Lab tests should include a complete blood count (CBC), liver function, electrolytes, BUN, and glucose, calcium, phosphorous and magnesium levels.  An EKG is recommended, and with some anorexics, a neurological assessment.  A thorough cardiac assessment is suggested for patients who misuse ipecac.  A urine sample may be obtained to detect diuretic and laxative use.

Personal Adjustment Issues

Life Adjustment – How has the eating behavior affected the patient’s life, in regards to work, relationships and activities?  How unmanageable has the patient’s life become?  Did the behavior originally yield positive results, and now become negative?  What is the overall quality of the patient’s life?

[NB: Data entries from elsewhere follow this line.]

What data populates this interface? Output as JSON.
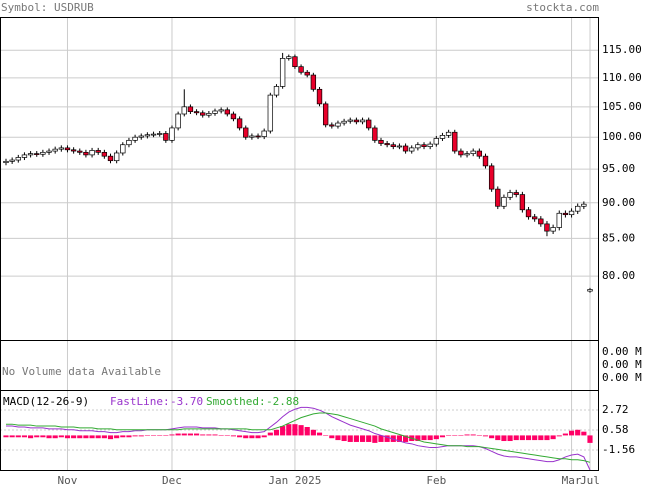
{
  "header": {
    "symbol": "Symbol: USDRUB",
    "site": "stockta.com"
  },
  "volume": {
    "message": "No Volume data Available",
    "ticks": [
      "0.00 M",
      "0.00 M",
      "0.00 M"
    ]
  },
  "chart_data": [
    {
      "type": "candlestick",
      "log_scale": true,
      "grid": true,
      "up_color": "#ffffff",
      "down_color": "#e8002a",
      "categories": [
        null,
        null,
        null,
        null,
        null,
        null,
        null,
        null,
        null,
        null,
        "Nov",
        null,
        null,
        null,
        null,
        null,
        null,
        null,
        null,
        null,
        null,
        null,
        null,
        null,
        null,
        null,
        null,
        "Dec",
        null,
        null,
        null,
        null,
        null,
        null,
        null,
        null,
        null,
        null,
        null,
        null,
        null,
        null,
        null,
        null,
        null,
        null,
        null,
        "Jan 2025",
        null,
        null,
        null,
        null,
        null,
        null,
        null,
        null,
        null,
        null,
        null,
        null,
        null,
        null,
        null,
        null,
        null,
        null,
        null,
        null,
        null,
        null,
        "Feb",
        null,
        null,
        null,
        null,
        null,
        null,
        null,
        null,
        null,
        null,
        null,
        null,
        null,
        null,
        null,
        null,
        null,
        null,
        null,
        null,
        null,
        "Mar",
        null,
        null,
        "Jul"
      ],
      "open": [
        96.0,
        96.2,
        96.4,
        96.8,
        97.2,
        97.4,
        97.3,
        97.6,
        97.8,
        98.1,
        98.3,
        98.0,
        97.8,
        97.6,
        97.2,
        97.9,
        97.6,
        97.0,
        96.3,
        97.5,
        98.8,
        99.5,
        100.0,
        100.2,
        100.4,
        100.5,
        100.6,
        99.5,
        101.5,
        103.8,
        105.0,
        104.2,
        104.0,
        103.6,
        103.9,
        104.3,
        104.5,
        103.8,
        103.0,
        101.5,
        100.0,
        100.2,
        100.1,
        101.0,
        107.0,
        108.5,
        113.5,
        113.8,
        112.0,
        111.0,
        110.5,
        108.0,
        105.5,
        102.0,
        101.8,
        102.3,
        102.6,
        102.8,
        102.5,
        102.8,
        101.5,
        99.5,
        99.0,
        98.8,
        98.5,
        98.6,
        97.8,
        98.3,
        98.8,
        98.5,
        98.9,
        99.8,
        100.3,
        100.8,
        97.8,
        97.2,
        97.4,
        97.8,
        97.0,
        95.5,
        92.0,
        89.5,
        90.8,
        91.5,
        91.2,
        89.0,
        88.0,
        87.7,
        87.0,
        86.0,
        86.5,
        88.5,
        88.3,
        88.8,
        89.5,
        78.1
      ],
      "high": [
        96.6,
        96.8,
        97.2,
        97.6,
        97.8,
        97.8,
        98.0,
        98.2,
        98.5,
        98.7,
        98.7,
        98.4,
        98.2,
        98.0,
        98.3,
        98.3,
        98.0,
        97.4,
        97.9,
        99.2,
        99.9,
        100.4,
        100.6,
        100.8,
        100.9,
        101.0,
        101.0,
        101.9,
        104.2,
        108.0,
        105.4,
        104.6,
        104.4,
        104.3,
        104.7,
        104.9,
        104.9,
        104.2,
        103.4,
        101.9,
        100.6,
        100.6,
        101.4,
        107.4,
        108.9,
        114.5,
        114.2,
        114.2,
        112.4,
        111.4,
        110.9,
        108.4,
        105.9,
        102.4,
        102.7,
        103.0,
        103.2,
        103.2,
        103.2,
        103.2,
        101.9,
        99.9,
        99.4,
        99.2,
        99.0,
        99.0,
        98.7,
        99.2,
        99.2,
        99.3,
        100.2,
        100.7,
        101.2,
        101.2,
        98.2,
        97.8,
        98.2,
        98.2,
        97.4,
        95.9,
        92.4,
        91.2,
        91.9,
        91.9,
        91.6,
        89.4,
        88.4,
        88.1,
        87.4,
        86.9,
        88.9,
        88.9,
        89.2,
        89.9,
        90.2,
        78.5
      ],
      "low": [
        95.6,
        95.8,
        96.0,
        96.4,
        96.8,
        96.9,
        96.9,
        97.2,
        97.4,
        97.7,
        97.6,
        97.4,
        97.2,
        96.8,
        96.8,
        97.2,
        96.6,
        95.9,
        95.9,
        97.1,
        98.4,
        99.1,
        99.6,
        99.8,
        100.0,
        100.1,
        99.1,
        99.1,
        101.1,
        103.4,
        103.8,
        103.6,
        103.2,
        103.2,
        103.5,
        103.9,
        103.4,
        102.6,
        101.1,
        99.6,
        99.6,
        99.7,
        99.7,
        100.6,
        106.6,
        108.1,
        113.1,
        111.6,
        110.6,
        110.1,
        107.6,
        105.1,
        101.6,
        101.4,
        101.4,
        101.9,
        102.2,
        102.1,
        102.1,
        101.1,
        99.1,
        98.6,
        98.4,
        98.1,
        98.1,
        97.4,
        97.4,
        97.9,
        98.1,
        98.1,
        98.5,
        99.4,
        99.9,
        97.4,
        96.8,
        96.8,
        97.0,
        96.6,
        95.1,
        91.6,
        89.1,
        89.1,
        90.4,
        90.8,
        88.6,
        87.6,
        87.3,
        86.6,
        85.3,
        85.6,
        86.1,
        87.9,
        87.9,
        88.4,
        89.1,
        77.9
      ],
      "close": [
        96.2,
        96.4,
        96.8,
        97.2,
        97.4,
        97.3,
        97.6,
        97.8,
        98.1,
        98.3,
        98.0,
        97.8,
        97.6,
        97.2,
        97.9,
        97.6,
        97.0,
        96.3,
        97.5,
        98.8,
        99.5,
        100.0,
        100.2,
        100.4,
        100.5,
        100.6,
        99.5,
        101.5,
        103.8,
        105.0,
        104.2,
        104.0,
        103.6,
        103.9,
        104.3,
        104.5,
        103.8,
        103.0,
        101.5,
        100.0,
        100.2,
        100.1,
        101.0,
        107.0,
        108.5,
        113.5,
        113.8,
        112.0,
        111.0,
        110.5,
        108.0,
        105.5,
        102.0,
        101.8,
        102.3,
        102.6,
        102.8,
        102.5,
        102.8,
        101.5,
        99.5,
        99.0,
        98.8,
        98.5,
        98.6,
        97.8,
        98.3,
        98.8,
        98.5,
        98.9,
        99.8,
        100.3,
        100.8,
        97.8,
        97.2,
        97.4,
        97.8,
        97.0,
        95.5,
        92.0,
        89.5,
        90.8,
        91.5,
        91.2,
        89.0,
        88.0,
        87.7,
        87.0,
        86.0,
        86.5,
        88.5,
        88.3,
        88.8,
        89.5,
        89.8,
        78.3
      ],
      "ylim": [
        72.2,
        121.3
      ],
      "yticks": [
        {
          "value": 80,
          "label": "80.00"
        },
        {
          "value": 85,
          "label": "85.00"
        },
        {
          "value": 90,
          "label": "90.00"
        },
        {
          "value": 95,
          "label": "95.00"
        },
        {
          "value": 100,
          "label": "100.00"
        },
        {
          "value": 105,
          "label": "105.00"
        },
        {
          "value": 110,
          "label": "110.00"
        },
        {
          "value": 115,
          "label": "115.00"
        }
      ]
    },
    {
      "type": "macd",
      "title": "MACD(12-26-9)",
      "series": [
        {
          "name": "FastLine:",
          "last_label": "-3.70",
          "color": "#9933cc",
          "values": [
            1.0,
            1.0,
            0.9,
            0.9,
            0.8,
            0.8,
            0.8,
            0.7,
            0.7,
            0.7,
            0.6,
            0.6,
            0.5,
            0.5,
            0.5,
            0.4,
            0.4,
            0.3,
            0.3,
            0.4,
            0.4,
            0.5,
            0.5,
            0.6,
            0.6,
            0.6,
            0.6,
            0.7,
            0.8,
            0.9,
            0.9,
            0.9,
            0.8,
            0.8,
            0.8,
            0.7,
            0.7,
            0.6,
            0.5,
            0.4,
            0.3,
            0.3,
            0.4,
            0.9,
            1.4,
            2.0,
            2.5,
            2.8,
            3.0,
            3.0,
            2.9,
            2.7,
            2.4,
            2.0,
            1.7,
            1.4,
            1.1,
            0.9,
            0.7,
            0.5,
            0.2,
            0.0,
            -0.2,
            -0.4,
            -0.6,
            -0.8,
            -0.9,
            -1.1,
            -1.2,
            -1.3,
            -1.3,
            -1.2,
            -1.1,
            -1.1,
            -1.1,
            -1.1,
            -1.1,
            -1.2,
            -1.4,
            -1.7,
            -2.0,
            -2.2,
            -2.3,
            -2.3,
            -2.4,
            -2.5,
            -2.6,
            -2.7,
            -2.8,
            -2.8,
            -2.6,
            -2.3,
            -2.1,
            -2.0,
            -2.3,
            -3.7
          ]
        },
        {
          "name": "Smoothed:",
          "last_label": "-2.88",
          "color": "#33aa33",
          "values": [
            1.2,
            1.2,
            1.1,
            1.1,
            1.1,
            1.0,
            1.0,
            1.0,
            1.0,
            0.9,
            0.9,
            0.9,
            0.8,
            0.8,
            0.8,
            0.7,
            0.7,
            0.7,
            0.6,
            0.6,
            0.6,
            0.6,
            0.6,
            0.6,
            0.6,
            0.6,
            0.6,
            0.6,
            0.6,
            0.7,
            0.7,
            0.7,
            0.7,
            0.7,
            0.7,
            0.7,
            0.7,
            0.7,
            0.7,
            0.7,
            0.6,
            0.6,
            0.6,
            0.6,
            0.8,
            1.0,
            1.3,
            1.6,
            1.9,
            2.1,
            2.3,
            2.4,
            2.4,
            2.3,
            2.2,
            2.0,
            1.8,
            1.6,
            1.4,
            1.2,
            1.0,
            0.7,
            0.5,
            0.3,
            0.1,
            -0.1,
            -0.3,
            -0.5,
            -0.7,
            -0.8,
            -0.9,
            -1.0,
            -1.1,
            -1.1,
            -1.1,
            -1.2,
            -1.2,
            -1.2,
            -1.3,
            -1.4,
            -1.5,
            -1.6,
            -1.7,
            -1.8,
            -1.9,
            -2.0,
            -2.1,
            -2.2,
            -2.3,
            -2.4,
            -2.5,
            -2.5,
            -2.6,
            -2.6,
            -2.7,
            -2.88
          ]
        }
      ],
      "histogram": {
        "color": "#ff0066",
        "values": [
          -0.2,
          -0.2,
          -0.2,
          -0.2,
          -0.3,
          -0.2,
          -0.2,
          -0.3,
          -0.3,
          -0.2,
          -0.3,
          -0.3,
          -0.3,
          -0.3,
          -0.3,
          -0.3,
          -0.3,
          -0.4,
          -0.3,
          -0.2,
          -0.2,
          -0.1,
          -0.1,
          0.0,
          0.0,
          0.0,
          0.0,
          0.1,
          0.2,
          0.2,
          0.2,
          0.2,
          0.1,
          0.1,
          0.1,
          0.0,
          0.0,
          -0.1,
          -0.2,
          -0.3,
          -0.3,
          -0.3,
          -0.2,
          0.3,
          0.6,
          1.0,
          1.2,
          1.2,
          1.1,
          0.9,
          0.6,
          0.3,
          0.0,
          -0.3,
          -0.5,
          -0.6,
          -0.7,
          -0.7,
          -0.7,
          -0.7,
          -0.8,
          -0.7,
          -0.7,
          -0.7,
          -0.7,
          -0.7,
          -0.6,
          -0.6,
          -0.5,
          -0.5,
          -0.4,
          -0.2,
          0.0,
          0.0,
          0.0,
          0.1,
          0.1,
          0.0,
          -0.1,
          -0.3,
          -0.5,
          -0.6,
          -0.6,
          -0.5,
          -0.5,
          -0.5,
          -0.5,
          -0.5,
          -0.5,
          -0.4,
          -0.1,
          0.2,
          0.5,
          0.6,
          0.4,
          -0.8
        ]
      },
      "ylim": [
        -3.7,
        4.75
      ],
      "yticks": [
        2.72,
        0.58,
        -1.56
      ]
    }
  ]
}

Capacity To Be Alone – Most bulimics have difficulty with unstructured alone time.  The evening is the most common time for bingeing.  During the day when the patient has outside influences, such as school or work to help her feel in control, she is able to abstain from bingeing.  However, the unstructured alone time is the evening causes these patients to feel lost, abandoned and even panicky.  The binge can be felt as soothing, nurturing, with the resultant purge as a release of pent up tension.

For patients who are obsessive and highly achievement oriented, unstructured alone time only serves as a void for rumination about things undone, and pressure to accomplish more and more in this “free time”.  This is the classic “woman who does too much”.  These individuals either exhaust themselves with endless chores that can never wait, or exhaust themselves by thinking about them, and berating themselves for not getting more done.  A binge is a distracting activity for these compulsive individuals.